Saskatchewan RCMP says it continues to implement strategies and targeted enforcement initiatives to monitor prolific offenders released back into communities. From January to December 2023, officers conducted approximately 17,000 proactive conditions checks to ensure prolific offenders were complying with their court-ordered conditions. Some court-ordered conditions include, but are not limited to:

  • abiding by curfews
  • not in possession of any weapons
  • having no contact with identified individuals
  • not entering certain communities

RCMP says from January to December 2023, RCMP officers identified more than 15,800 violated court-ordered conditions in Saskatchewan RCMP jurisdiction. These violations were found through proactive conditions checks, in addition to other encounters with officers (traffic stops, responding to calls for service, etc.) – many violations result in charges for failure to comply with release order conditions under section 145(5)(a) of the Criminal Code.
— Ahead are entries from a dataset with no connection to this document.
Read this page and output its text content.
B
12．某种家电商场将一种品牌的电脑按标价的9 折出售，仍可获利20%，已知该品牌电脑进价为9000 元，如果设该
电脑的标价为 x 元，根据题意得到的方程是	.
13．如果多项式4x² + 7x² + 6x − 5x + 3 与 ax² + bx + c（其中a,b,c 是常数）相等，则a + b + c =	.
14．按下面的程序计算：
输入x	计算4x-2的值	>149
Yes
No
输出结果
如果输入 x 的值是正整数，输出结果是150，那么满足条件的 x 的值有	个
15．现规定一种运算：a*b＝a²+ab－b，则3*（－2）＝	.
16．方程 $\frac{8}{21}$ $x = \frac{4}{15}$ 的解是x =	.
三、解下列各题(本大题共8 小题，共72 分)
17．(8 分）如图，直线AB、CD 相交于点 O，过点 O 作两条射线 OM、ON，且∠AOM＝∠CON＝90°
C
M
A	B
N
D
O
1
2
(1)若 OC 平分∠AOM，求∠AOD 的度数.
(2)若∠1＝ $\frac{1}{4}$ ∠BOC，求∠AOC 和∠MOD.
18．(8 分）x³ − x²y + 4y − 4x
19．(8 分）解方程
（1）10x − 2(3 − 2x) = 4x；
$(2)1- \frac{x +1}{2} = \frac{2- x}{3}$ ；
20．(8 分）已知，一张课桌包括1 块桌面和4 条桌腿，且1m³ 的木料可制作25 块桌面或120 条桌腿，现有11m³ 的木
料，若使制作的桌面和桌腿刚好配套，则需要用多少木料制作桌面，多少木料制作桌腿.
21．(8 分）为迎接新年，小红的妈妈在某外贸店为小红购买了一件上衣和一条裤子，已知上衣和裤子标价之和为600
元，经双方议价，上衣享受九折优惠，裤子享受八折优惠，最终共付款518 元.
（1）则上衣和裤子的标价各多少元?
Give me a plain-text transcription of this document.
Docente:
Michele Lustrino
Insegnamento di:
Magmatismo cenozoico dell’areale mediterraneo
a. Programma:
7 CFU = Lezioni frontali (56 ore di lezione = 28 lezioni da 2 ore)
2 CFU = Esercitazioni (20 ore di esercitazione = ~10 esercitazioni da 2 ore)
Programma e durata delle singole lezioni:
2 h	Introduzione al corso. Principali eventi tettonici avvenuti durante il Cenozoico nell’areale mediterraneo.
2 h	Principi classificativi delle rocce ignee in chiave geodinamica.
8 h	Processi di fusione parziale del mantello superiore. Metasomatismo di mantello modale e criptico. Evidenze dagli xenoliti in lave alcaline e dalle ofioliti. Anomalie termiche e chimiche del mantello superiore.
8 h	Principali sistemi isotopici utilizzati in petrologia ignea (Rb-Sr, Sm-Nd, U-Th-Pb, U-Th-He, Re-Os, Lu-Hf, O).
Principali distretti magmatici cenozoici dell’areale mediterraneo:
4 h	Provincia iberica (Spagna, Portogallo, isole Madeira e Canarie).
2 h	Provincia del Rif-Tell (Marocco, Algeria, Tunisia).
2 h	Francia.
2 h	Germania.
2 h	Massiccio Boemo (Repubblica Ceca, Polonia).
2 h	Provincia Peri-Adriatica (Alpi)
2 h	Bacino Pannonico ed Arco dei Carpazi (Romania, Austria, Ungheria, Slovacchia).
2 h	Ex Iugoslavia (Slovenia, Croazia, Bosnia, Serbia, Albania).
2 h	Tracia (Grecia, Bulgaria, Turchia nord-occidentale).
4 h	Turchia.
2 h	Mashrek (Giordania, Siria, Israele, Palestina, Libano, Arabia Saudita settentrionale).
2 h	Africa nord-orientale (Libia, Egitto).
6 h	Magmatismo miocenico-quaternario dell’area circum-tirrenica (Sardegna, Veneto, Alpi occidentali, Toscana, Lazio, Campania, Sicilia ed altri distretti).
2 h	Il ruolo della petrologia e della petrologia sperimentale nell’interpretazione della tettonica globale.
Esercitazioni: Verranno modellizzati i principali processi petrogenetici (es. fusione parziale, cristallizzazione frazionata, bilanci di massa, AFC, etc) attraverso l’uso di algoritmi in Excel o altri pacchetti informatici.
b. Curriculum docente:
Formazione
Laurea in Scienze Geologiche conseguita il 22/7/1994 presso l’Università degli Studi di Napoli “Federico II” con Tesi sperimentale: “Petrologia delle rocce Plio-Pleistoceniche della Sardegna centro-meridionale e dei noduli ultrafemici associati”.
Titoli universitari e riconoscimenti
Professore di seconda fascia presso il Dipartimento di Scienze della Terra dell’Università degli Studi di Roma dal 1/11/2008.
The RCMP Saskatchewan Enforcement Response Team also collaborates with front-line RCMP officers, both provincial and federal Crown prosecutors and correctional services, municipal police services, and the Canadian Mental Health Association Saskatchewan Division to help reduce potential threats posed by high-risk violent offenders in Saskatchewan through the SVOR program. RCMP says the SVOR is an evidence-based approach that monitors violent offenders to ensure they are complying with court-ordered conditions while providing coordinated services to reduce the likelihood of future reoffending – with the ultimate goal of keeping communities safe.

RCMP says amendments are being made to the Criminal Code and current bail provisions on January 4, 2024, which will target prolific violent offenders. 
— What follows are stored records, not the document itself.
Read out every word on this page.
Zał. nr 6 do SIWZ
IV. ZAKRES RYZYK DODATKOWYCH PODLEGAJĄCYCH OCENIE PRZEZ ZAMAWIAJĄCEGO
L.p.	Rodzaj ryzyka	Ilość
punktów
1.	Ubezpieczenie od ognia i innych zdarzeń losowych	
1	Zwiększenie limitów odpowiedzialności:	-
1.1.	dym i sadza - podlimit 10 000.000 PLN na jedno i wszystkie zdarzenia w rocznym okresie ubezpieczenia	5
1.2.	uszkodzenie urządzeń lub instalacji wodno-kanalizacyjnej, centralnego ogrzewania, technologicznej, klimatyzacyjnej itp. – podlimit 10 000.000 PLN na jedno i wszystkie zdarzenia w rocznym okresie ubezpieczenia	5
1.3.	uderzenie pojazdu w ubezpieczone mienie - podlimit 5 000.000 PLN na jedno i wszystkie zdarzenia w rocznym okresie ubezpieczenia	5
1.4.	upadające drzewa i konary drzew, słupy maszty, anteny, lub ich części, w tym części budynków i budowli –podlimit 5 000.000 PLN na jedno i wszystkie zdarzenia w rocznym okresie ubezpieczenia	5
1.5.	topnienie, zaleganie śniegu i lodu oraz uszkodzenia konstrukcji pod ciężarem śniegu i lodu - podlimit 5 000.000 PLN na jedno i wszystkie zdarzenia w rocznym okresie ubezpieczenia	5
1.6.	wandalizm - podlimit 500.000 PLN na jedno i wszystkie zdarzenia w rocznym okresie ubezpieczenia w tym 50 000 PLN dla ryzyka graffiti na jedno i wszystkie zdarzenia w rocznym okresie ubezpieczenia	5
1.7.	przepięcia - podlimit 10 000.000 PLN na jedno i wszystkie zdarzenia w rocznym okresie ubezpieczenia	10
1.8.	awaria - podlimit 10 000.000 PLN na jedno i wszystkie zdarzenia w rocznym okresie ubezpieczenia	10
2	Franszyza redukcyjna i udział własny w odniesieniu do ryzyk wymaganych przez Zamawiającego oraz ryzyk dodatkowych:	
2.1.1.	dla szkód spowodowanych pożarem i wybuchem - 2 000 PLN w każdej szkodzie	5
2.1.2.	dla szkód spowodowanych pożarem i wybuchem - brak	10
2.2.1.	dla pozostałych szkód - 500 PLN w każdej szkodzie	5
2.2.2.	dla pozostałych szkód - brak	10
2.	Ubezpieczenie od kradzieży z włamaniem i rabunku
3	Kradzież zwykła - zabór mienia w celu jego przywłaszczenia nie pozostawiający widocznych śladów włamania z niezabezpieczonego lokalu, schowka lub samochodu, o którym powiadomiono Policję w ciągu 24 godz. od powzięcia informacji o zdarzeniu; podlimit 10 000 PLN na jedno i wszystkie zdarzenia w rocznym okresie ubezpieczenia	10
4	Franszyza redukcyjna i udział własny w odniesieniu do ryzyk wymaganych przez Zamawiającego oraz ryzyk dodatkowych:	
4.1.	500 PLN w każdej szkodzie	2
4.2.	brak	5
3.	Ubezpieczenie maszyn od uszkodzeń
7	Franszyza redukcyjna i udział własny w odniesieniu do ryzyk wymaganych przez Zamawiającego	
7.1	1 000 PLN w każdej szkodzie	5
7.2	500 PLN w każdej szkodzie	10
“I am hopeful the amended bail provisions are a step in the right direction – because at the end of the day, those individuals who are not interested in rehabilitation or changing their lifestyle, will continue to do harm to others and should not be released back into our communities,” says Saskatchewan RCMP Commanding Officer Rhonda Blackmore. “I am incredibly proud of our front-line officers and specialized units who continue to monitor, suppress, and investigate these violent offenders – from ensuring individuals are complying with their release conditions, implementing initiatives to target prolific offenders, arresting those with outstanding warrants, to investigating homicides.”

“The Saskatchewan RCMP is only one component of the Criminal Justice System and will continue to support all partner agencies by sharing relevant information that can be used to inform decision-makers when making bail, release conditions or detention decisions,” stated RCMP in a release.